Considering site of infection and appropriate cephalexin dosing, oxacillin-susceptible Staphylococcus sp. can be considered susceptible to cephalexin. Breakpoints for cefazolin are used to predict results for cephalexin for treatment of uncomplicated urinary tract infections due to E. coli, K. pneumoniae, and P. mirabilis.

Pharmacokinetics: Cephalexin is administered orally. Approximately 10 to 15% of the circulating drug is protein-bound. Cephalexin is distributed into most body tissues and fluids but does not reach therapeutic concentrations within the CSF or aqueous humour. Cephalexin is largely excreted unchanged (90%) in the urine via glomerular filtration and tubular secretion, which leads to high urinary concentrations. The elimination half-life is approximately 1 hour in adults with normal renal function.

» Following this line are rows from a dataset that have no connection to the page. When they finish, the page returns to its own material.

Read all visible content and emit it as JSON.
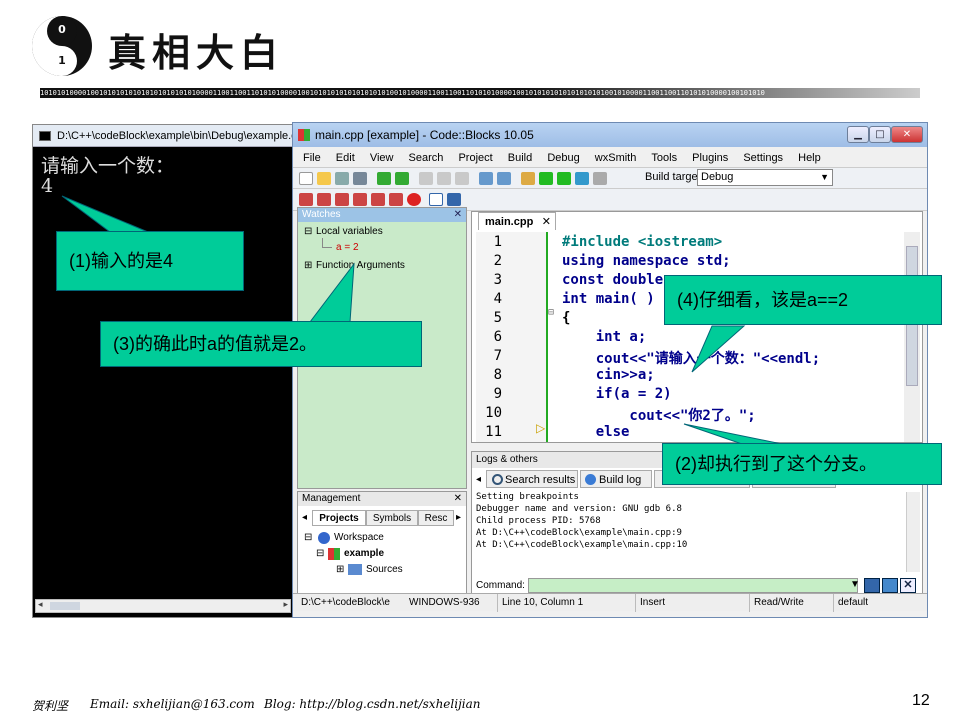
{
  "slide": {
    "title": "真相大白",
    "logo_top": "0",
    "logo_bottom": "1",
    "binary_strip": "1010101000010010101010101010101010101000011001100110101010000100101010101010101010100101000011001100110101010000100101010101010101010100101000011001100110101010000100101010"
  },
  "console": {
    "title": "D:\\C++\\codeBlock\\example\\bin\\Debug\\example.exe",
    "prompt": "请输入一个数：",
    "input": "4"
  },
  "codeblocks": {
    "title": "main.cpp [example] - Code::Blocks 10.05",
    "menu": [
      "File",
      "Edit",
      "View",
      "Search",
      "Project",
      "Build",
      "Debug",
      "wxSmith",
      "Tools",
      "Plugins",
      "Settings",
      "Help"
    ],
    "build_target_label": "Build target:",
    "build_target_value": "Debug",
    "watches": {
      "header": "Watches",
      "local_variables": "Local variables",
      "a_value": "a = 2",
      "function_arguments": "Function Arguments"
    },
    "management": {
      "header": "Management",
      "tabs": [
        "Projects",
        "Symbols",
        "Resc"
      ],
      "workspace": "Workspace",
      "project": "example",
      "sources": "Sources"
    },
    "editor": {
      "tab": "main.cpp",
      "lines": [
        {
          "n": "1",
          "code": "#include <iostream>"
        },
        {
          "n": "2",
          "code": "using namespace std;"
        },
        {
          "n": "3",
          "code": "const double"
        },
        {
          "n": "4",
          "code": "int main( )"
        },
        {
          "n": "5",
          "code": "{"
        },
        {
          "n": "6",
          "code": "    int a;"
        },
        {
          "n": "7",
          "code": "    cout<<\"请输入一个数：\"<<endl;"
        },
        {
          "n": "8",
          "code": "    cin>>a;"
        },
        {
          "n": "9",
          "code": "    if(a = 2)"
        },
        {
          "n": "10",
          "code": "        cout<<\"你2了。\";"
        },
        {
          "n": "11",
          "code": "    else"
        }
      ]
    },
    "logs": {
      "header": "Logs & others",
      "tabs": [
        "Search results",
        "Build log"
      ],
      "lines": [
        "Setting breakpoints",
        "Debugger name and version: GNU gdb 6.8",
        "Child process PID: 5768",
        "At D:\\C++\\codeBlock\\example\\main.cpp:9",
        "At D:\\C++\\codeBlock\\example\\main.cpp:10"
      ],
      "command_label": "Command:"
    },
    "status": {
      "path": "D:\\C++\\codeBlock\\e",
      "encoding": "WINDOWS-936",
      "position": "Line 10, Column 1",
      "mode": "Insert",
      "access": "Read/Write",
      "profile": "default"
    }
  },
  "callouts": {
    "c1": "(1)输入的是4",
    "c2": "(2)却执行到了这个分支。",
    "c3": "(3)的确此时a的值就是2。",
    "c4": "(4)仔细看，该是a==2"
  },
  "footer": {
    "author": "贺利坚",
    "email": "Email:  sxhelijian@163.com",
    "blog": "Blog:  http://blog.csdn.net/sxhelijian",
    "page": "12"
  },
  "colors": {
    "callout": "#00cc99",
    "keyword": "#0000aa",
    "string": "#0000ff",
    "number": "#ff0000"
  }
}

Affected cytochrome P450 isoenzymes: none


-Route-Specific Pharmacokinetics
Oral Route
Cephalexin is rapidly absorbed after oral administration. Peak concentrations are reached approximately 30-60 minutes after administration in infants and children. In a pharmacokinetic study in 20 infants and children, peak concentrations at 30 minutes were higher when cephalexin was given in the fasting state (23.4 mg/L) compared to the fed state (8.7 mg/L). However, the FDA-approved labeling states that cephalexin may be given without regard to meals.


-Special Populations
Pediatrics
Infants and Children
The elimination half-life of cephalexin in infants and children is approximately 1 hour, which is similar to the half-life in adults.

Renal Impairment
The pharmacokinetics of cephalexin in pediatric patients with renal impairment have not been extensively studied. However, cephalexin is primarily excreted by the kidneys and clearance is decreased in patients with renal impairment. In adults with renal impairment, the elimination half-life of cephalexin is prolonged to 4-6 hours in patients with a CrCl of 15-30 ml/min, 6-10 hours in patients with a CrCl of 5-15 ml/min, and 30-40 hours in patients with a CrCl < 5 ml/min. Cephalexin is moderately dialyzable (20-50%).